Over the next few weeks, Andrew sees potential for a liquidity-driven softness in markets, particularly during April. At the moment central banks have limited ability to add liquidity given recent inflation data. At the same time, new bond issuance is sucking liquidity out of the system. While not likely to be a crash, this could lead to a period of weakness, though not necessarily enough to warrant trading for most investors.
Looking out over the rest of 2024, the expectation is for a "muddle through" environment leading up to the U.S. election. The U.S. Treasury has tools it can deploy in the second half of the year to engineer another wave of liquidity. Any such liquidity ripple could lead to another, potentially more persistent, inflation ripple by year-end. In this environment, advisers should stay close to benchmarks across asset classes.

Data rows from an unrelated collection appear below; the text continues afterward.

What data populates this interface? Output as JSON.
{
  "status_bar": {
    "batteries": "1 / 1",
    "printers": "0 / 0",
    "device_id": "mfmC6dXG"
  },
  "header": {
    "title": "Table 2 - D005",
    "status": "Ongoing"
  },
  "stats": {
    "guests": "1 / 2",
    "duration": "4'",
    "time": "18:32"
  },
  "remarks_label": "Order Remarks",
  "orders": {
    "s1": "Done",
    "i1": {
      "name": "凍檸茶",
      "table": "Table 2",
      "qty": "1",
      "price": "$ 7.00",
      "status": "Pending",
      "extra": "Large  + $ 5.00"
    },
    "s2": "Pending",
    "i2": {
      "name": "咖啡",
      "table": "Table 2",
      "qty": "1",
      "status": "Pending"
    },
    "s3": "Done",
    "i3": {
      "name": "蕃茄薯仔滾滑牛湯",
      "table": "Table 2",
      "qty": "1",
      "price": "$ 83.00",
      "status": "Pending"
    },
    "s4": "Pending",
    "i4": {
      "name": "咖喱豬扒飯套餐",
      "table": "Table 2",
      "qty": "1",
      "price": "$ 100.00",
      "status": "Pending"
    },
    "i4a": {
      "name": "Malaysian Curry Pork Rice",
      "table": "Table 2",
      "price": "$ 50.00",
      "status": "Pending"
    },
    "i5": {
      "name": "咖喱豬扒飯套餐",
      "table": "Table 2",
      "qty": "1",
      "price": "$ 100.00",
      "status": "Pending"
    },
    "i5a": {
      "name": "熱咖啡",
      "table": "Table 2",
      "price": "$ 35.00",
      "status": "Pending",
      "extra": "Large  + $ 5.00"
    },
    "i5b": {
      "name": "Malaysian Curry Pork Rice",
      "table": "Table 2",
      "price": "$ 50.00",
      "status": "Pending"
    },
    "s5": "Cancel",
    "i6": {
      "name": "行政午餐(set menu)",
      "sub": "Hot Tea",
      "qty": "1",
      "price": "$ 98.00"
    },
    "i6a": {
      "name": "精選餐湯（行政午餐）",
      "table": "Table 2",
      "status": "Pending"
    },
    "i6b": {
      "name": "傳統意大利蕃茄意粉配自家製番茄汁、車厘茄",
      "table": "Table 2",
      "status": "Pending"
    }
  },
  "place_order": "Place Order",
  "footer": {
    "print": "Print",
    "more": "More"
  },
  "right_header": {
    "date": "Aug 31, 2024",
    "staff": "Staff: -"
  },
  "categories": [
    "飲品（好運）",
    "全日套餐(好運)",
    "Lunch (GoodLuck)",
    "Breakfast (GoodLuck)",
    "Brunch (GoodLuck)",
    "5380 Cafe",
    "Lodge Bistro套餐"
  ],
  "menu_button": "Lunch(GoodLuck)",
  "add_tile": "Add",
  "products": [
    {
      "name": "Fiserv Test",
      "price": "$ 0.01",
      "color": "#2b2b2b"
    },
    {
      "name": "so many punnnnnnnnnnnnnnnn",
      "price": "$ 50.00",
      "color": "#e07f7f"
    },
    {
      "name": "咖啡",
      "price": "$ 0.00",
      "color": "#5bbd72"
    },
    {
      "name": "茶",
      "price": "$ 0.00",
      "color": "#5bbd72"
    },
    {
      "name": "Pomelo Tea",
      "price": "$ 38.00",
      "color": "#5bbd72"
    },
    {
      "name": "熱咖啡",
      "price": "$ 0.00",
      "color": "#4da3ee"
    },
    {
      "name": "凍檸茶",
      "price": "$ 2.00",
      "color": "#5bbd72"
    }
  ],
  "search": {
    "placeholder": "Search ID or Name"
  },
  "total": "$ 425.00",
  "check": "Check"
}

Turning to 2025 and beyond, investors need to prepare for a very different regime than the past 20 years. Disappointing growth and intermittent inflation may characterise this period, with echoes of the 1970s. Successful investing will require finding the right countries and the right companies.
At a macro level, the prescription is to identify countries with hard currencies, sound economic management and productivity growth to withstand currency appreciation - likely some emerging markets and, potentially, Australia if it can boost productivity. For stocks, the focus should be on companies with pricing power and control over costs, regardless of their "growth" or "value" label.
Andrew believes that investors will need to work a bit harder in the future, analysing individual countries and stocks in more granular detail rather than just broad regions and themes. The gap between winners and losers is likely to widen. Outperformance will come from truly understanding companies and countries, not just riding index-level trends. However, trading should be restrained to avoid giving away returns as there will be huge temptation to over trade range bound markets.
In Europe, aggressive ECB rate cuts are likely to, but may not, solve deeper structural issues. An aging population and falling house prices point to a multi-year slump. In contrast, the U.S. is likely to follow a different path leading to increased currency volatility. Australia's fate hangs on the balance of real growth from China and liquidity from the U.S.